Syukur kepada Allah Ta’ala adalah inti dari ibadah dan kewajiban bagi seorang hamba. Sesungguhnya semua kenikmatan berasal dari Allah Ta’ala. Oleh karena itu, seorang hamba hendaklah mengerahkan seluruh kekuatannya untuk mensyukuri-Nya.
Nabi shallallahu ‘alaihi wa sallam memberitahu kita bahwa jalan utama untuk mensyukuri-Nya adalah dengan memerhatikan orang-orang yang berada di bawah kita dari segi kemampuan berpikir atau harta atau kenikmatan-kenikmatan lainnya. Apabila hal itu telah terjadi, maka ia mengucapkan,
اَلْحَمْدُ لِلهِ الَّذِيْ أنْعَمَ عَلَىَّ وَفَضَّلَنِيْ عَلَى كَثِيْرٍ مِمَّنْ خَلَقَ تَفْضِيْلًا
“Alhamdulillahil ladzi an’ama ‘alayya wa fadhdhalani ‘alaa katsirin mimman khalaqa tafdhiilan (Segala puji bagi Allah yang telah menganugerahkan kepadaku dan melebihkanku atas kebanyakan manusia dengan kelebihan yang banyak).”
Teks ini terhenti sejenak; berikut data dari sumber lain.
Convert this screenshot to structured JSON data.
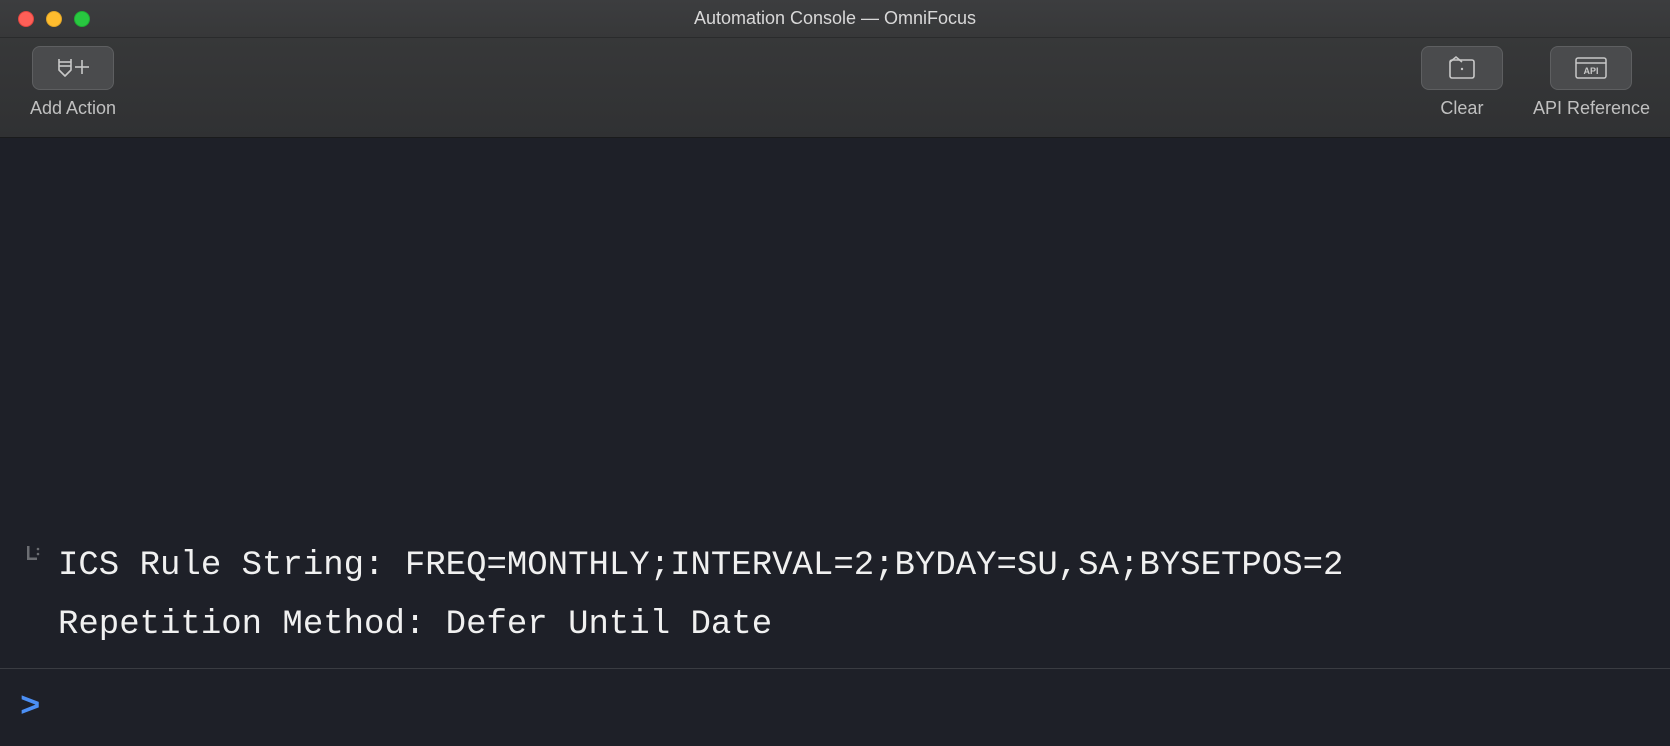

Dia melihat masih banyak orang yang tidak memiliki kecerdasan, simpanan makanan atau tempat tinggal seperti yang dia miliki. Apalagi sesudah melihat sangat banyak orang yang menderita berbagai penyakit sementara dia terbebas dari penyakit. Dia melihat orang-orang yang melenceng dari agama dan mengerjakan berbagai kemaksiatan, sedangkan ia diselamatkan oleh Allah Ta’ala dari penyimpangan dan kemaksiatan.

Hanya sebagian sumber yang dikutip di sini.